# Square of transpose of two matrices

1. Nov 14, 2012

### V0ODO0CH1LD

1. The problem statement, all variables and given/known data

Let A and B be two square matrices of order n such that AB = A and BA = B. Then, what is the value of [(A + B)t]2?

2. Relevant equations

3. The attempt at a solution

[(A + B)t]2 = AtAt + AtBt + BtAt + BtBt.

I tried to use the fact that AB = A and BA = B to keep going but I didn't succeed at it..

2. Nov 14, 2012

### Yuu Suzumi

Do you remember what $(AB)^T$ is in terms of $A^T$ and $B^T$? Have you tried using that?

3. Nov 14, 2012

### V0ODO0CH1LD

yeah, the expression would look like $A^t A^t + (BA)^t + (AB)^t + B^t B^t = A^t A^t + B^t + A^t + B^t B^t$. But I have a tendency to go down paths that take me nowhere when messing around with equations and expressions.. That is where I got stuck in the first place..

4. Nov 14, 2012

### haruspex

I don't understand how you would know when you have the desired answer. But you can simplify the above further. Investigate ABA.

5. Nov 15, 2012

### V0ODO0CH1LD

(i) $(A+B)^2$; (ii) $2(A^t B^t)$; (iii) $2(A^t+B^t)$; (iv) $A^t+B^t$; (v) $A^tB^t$;

6. Nov 15, 2012

### Yuu Suzumi

With the hint given by haruspex you can arrive at one of those!
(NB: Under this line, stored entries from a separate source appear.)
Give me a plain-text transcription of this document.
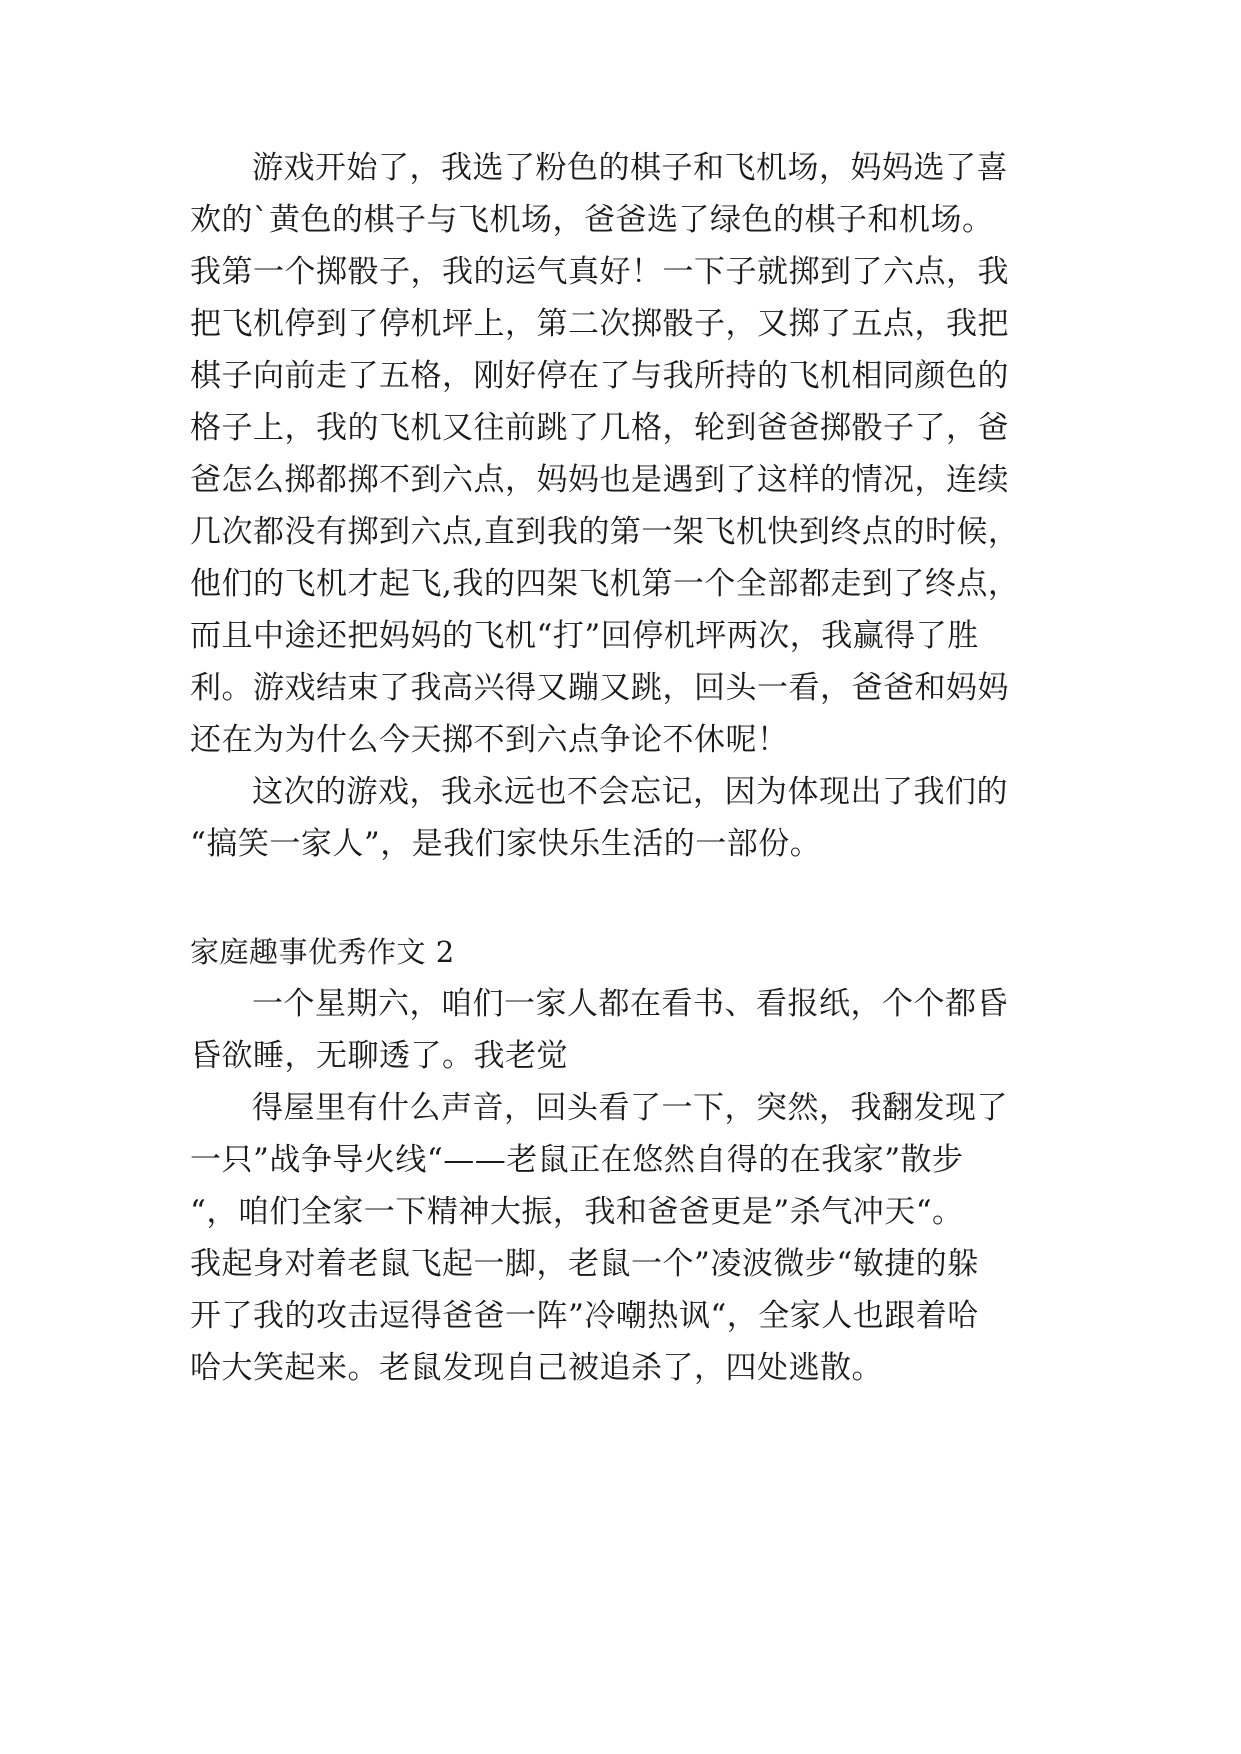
游戏开始了，我选了粉色的棋子和飞机场，妈妈选了喜
欢的`黄色的棋子与飞机场，爸爸选了绿色的棋子和机场。
我第一个掷骰子，我的运气真好！一下子就掷到了六点，我
把飞机停到了停机坪上，第二次掷骰子，又掷了五点，我把
棋子向前走了五格，刚好停在了与我所持的飞机相同颜色的
格子上，我的飞机又往前跳了几格，轮到爸爸掷骰子了，爸
爸怎么掷都掷不到六点，妈妈也是遇到了这样的情况，连续
几次都没有掷到六点,直到我的第一架飞机快到终点的时候，
他们的飞机才起飞,我的四架飞机第一个全部都走到了终点，
而且中途还把妈妈的飞机“打”回停机坪两次，我赢得了胜
利。游戏结束了我高兴得又蹦又跳，回头一看，爸爸和妈妈
还在为为什么今天掷不到六点争论不休呢！
这次的游戏，我永远也不会忘记，因为体现出了我们的
“搞笑一家人”，是我们家快乐生活的一部份。
家庭趣事优秀作文 2
一个星期六，咱们一家人都在看书、看报纸，个个都昏
昏欲睡，无聊透了。我老觉
得屋里有什么声音，回头看了一下，突然，我翻发现了
一只”战争导火线“——老鼠正在悠然自得的在我家”散步
“，咱们全家一下精神大振，我和爸爸更是”杀气冲天“。
我起身对着老鼠飞起一脚，老鼠一个”凌波微步“敏捷的躲
开了我的攻击逗得爸爸一阵”冷嘲热讽“，全家人也跟着哈
哈大笑起来。老鼠发现自己被追杀了，四处逃散。
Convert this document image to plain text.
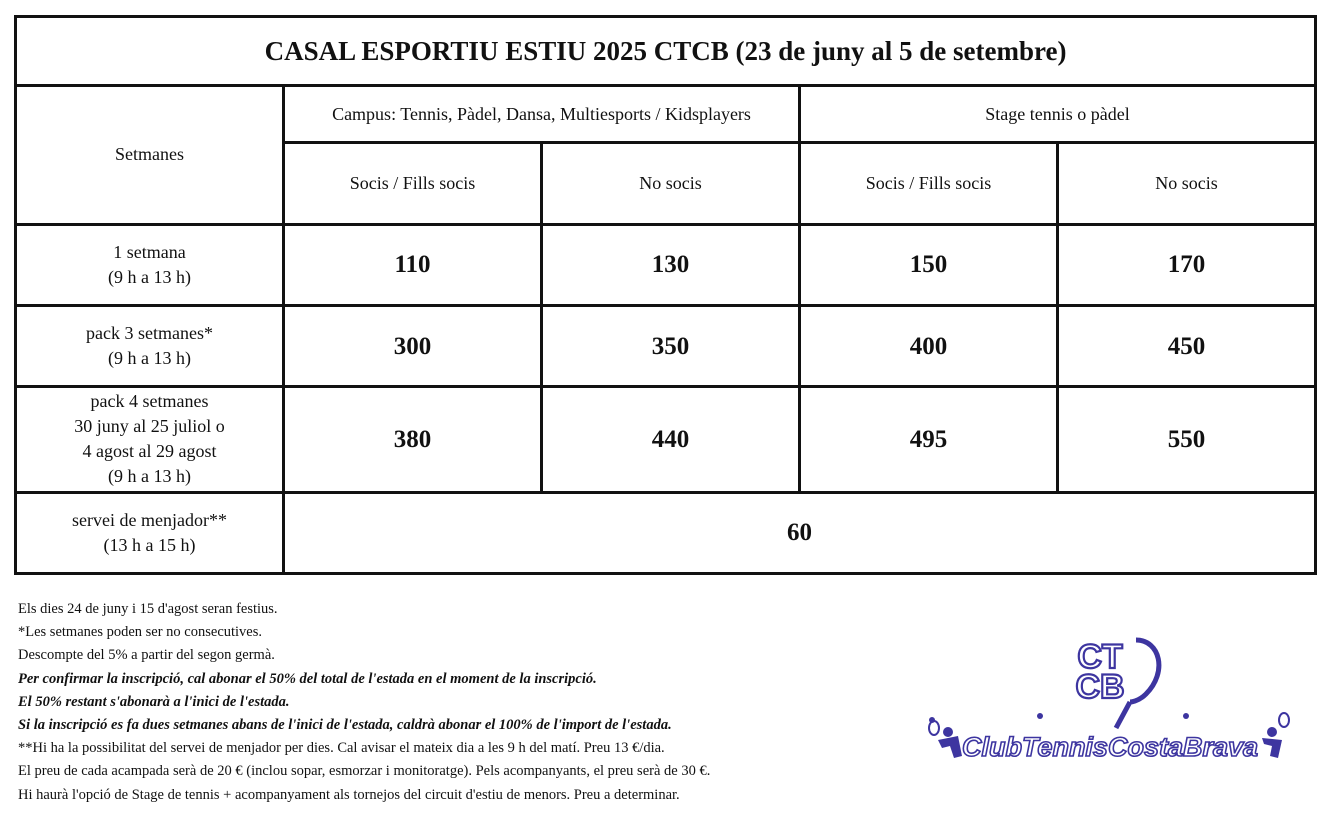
CASAL ESPORTIU ESTIU 2025 CTCB (23 de juny al 5 de setembre)				
Setmanes	Campus: Tennis, Pàdel, Dansa, Multiesports / Kidsplayers		Stage tennis o pàdel	
	Socis / Fills socis	No socis	Socis / Fills socis	No socis

1 setmana
(9 h a 13 h)	110	130	150	170

pack 3 setmanes*
(9 h a 13 h)	300	350	400	450

pack 4 setmanes
30 juny al 25 juliol o
4 agost al 29 agost
(9 h a 13 h)	380	440	495	550

servei de menjador**
(13 h a 15 h)	60			
Els dies 24 de juny i 15 d'agost seran festius.
*Les setmanes poden ser no consecutives.
Descompte del 5% a partir del segon germà.
Per confirmar la inscripció, cal abonar el 50% del total de l'estada en el moment de la inscripció.
El 50% restant s'abonarà a l'inici de l'estada.
Si la inscripció es fa dues setmanes abans de l'inici de l'estada, caldrà abonar el 100% de l'import de l'estada.
**Hi ha la possibilitat del servei de menjador per dies. Cal avisar el mateix dia a les 9 h del matí. Preu 13 €/dia.
El preu de cada acampada serà de 20 € (inclou sopar, esmorzar i monitoratge). Pels acompanyants, el preu serà de 30 €.
Hi haurà l'opció de Stage de tennis + acompanyament als tornejos del circuit d'estiu de menors. Preu a determinar.
CT
CB
ClubTennisCostaBrava
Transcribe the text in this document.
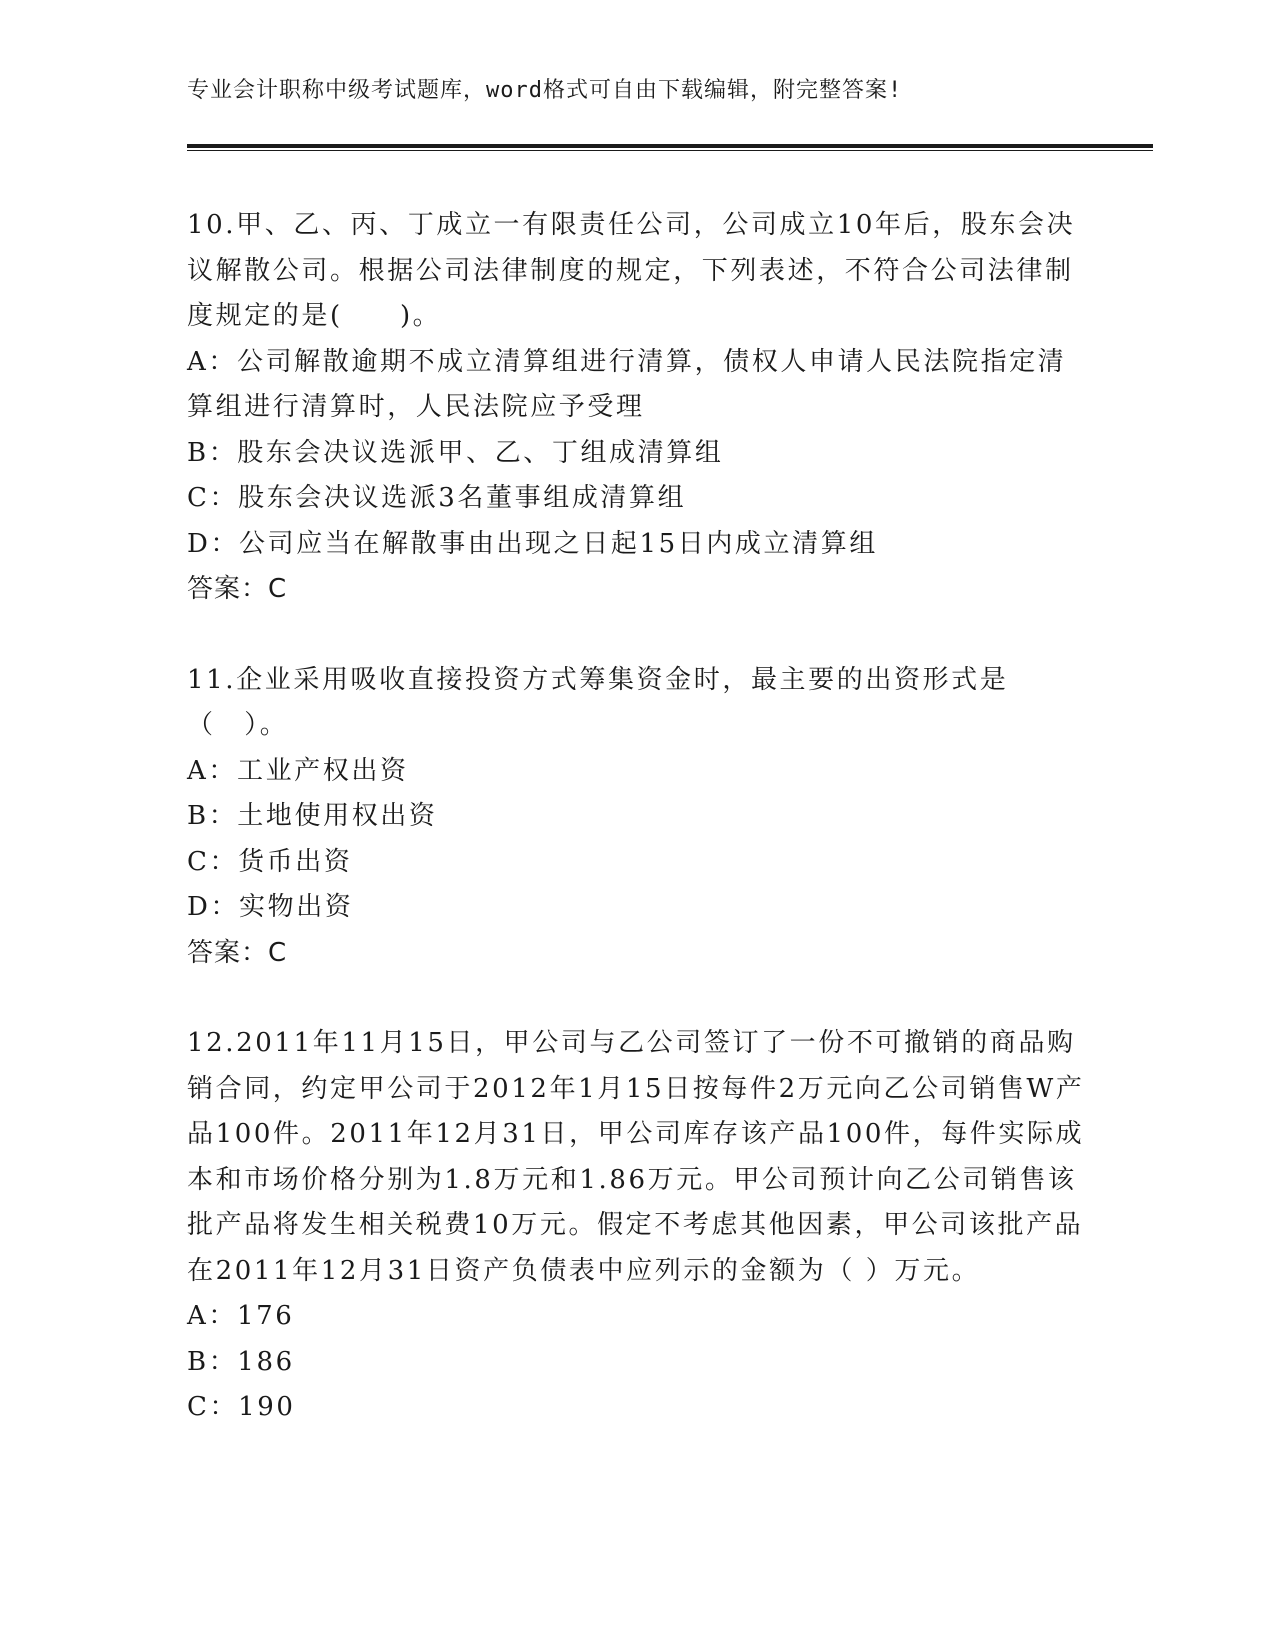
专业会计职称中级考试题库，word格式可自由下载编辑，附完整答案!

10.甲、乙、丙、丁成立一有限责任公司，公司成立10年后，股东会决议解散公司。根据公司法律制度的规定，下列表述，不符合公司法律制度规定的是(　　)。

A：公司解散逾期不成立清算组进行清算，债权人申请人民法院指定清算组进行清算时，人民法院应予受理

B：股东会决议选派甲、乙、丁组成清算组

C：股东会决议选派3名董事组成清算组

D：公司应当在解散事由出现之日起15日内成立清算组

答案：C

11.企业采用吸收直接投资方式筹集资金时，最主要的出资形式是（　）。

A：工业产权出资

B：土地使用权出资

C：货币出资

D：实物出资

答案：C

12.2011年11月15日，甲公司与乙公司签订了一份不可撤销的商品购销合同，约定甲公司于2012年1月15日按每件2万元向乙公司销售W产品100件。2011年12月31日，甲公司库存该产品100件，每件实际成本和市场价格分别为1.8万元和1.86万元。甲公司预计向乙公司销售该批产品将发生相关税费10万元。假定不考虑其他因素，甲公司该批产品在2011年12月31日资产负债表中应列示的金额为（ ）万元。

A：176

B：186

C：190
Find two ways to write $ABA$!

7. Nov 15, 2012

### V0ODO0CH1LD

$(AA)^t + B^t + A^t + (BB)^t = (ABA)^t + B^t + A^t + (BAB)^t = (AB)^t + B^t + A^t + (BA)^t = (A)^t + B^t + A^t + (B)^t = 2(A^t + B^t)$

Is that correct!?

8. Nov 15, 2012

### Yuu Suzumi

Yes. At least that's what I got too :-)

Do you know where the thread is in which they describe how much we are allowed to help im HW forums? I can't find it and therefore I am limiting myself to remarks like above.

9. Nov 15, 2012

### V0ODO0CH1LD

I didn't even know there were rules on that, oh well.. Thanks!!

10. Nov 15, 2012

### Dick

https://www.physicsforums.com/showthread.php?t=414380 Solving the problem for them is right out. I'd say give them the smallest clue you think will get them heading in the right direction. The hints you gave so far worked fine, I wouldn't do more even if it is tempting to do so.

11. Nov 16, 2012

### Yuu Suzumi

Thanks! That is a policy I can endorse. We want the OP to feel proud of his solution, after all.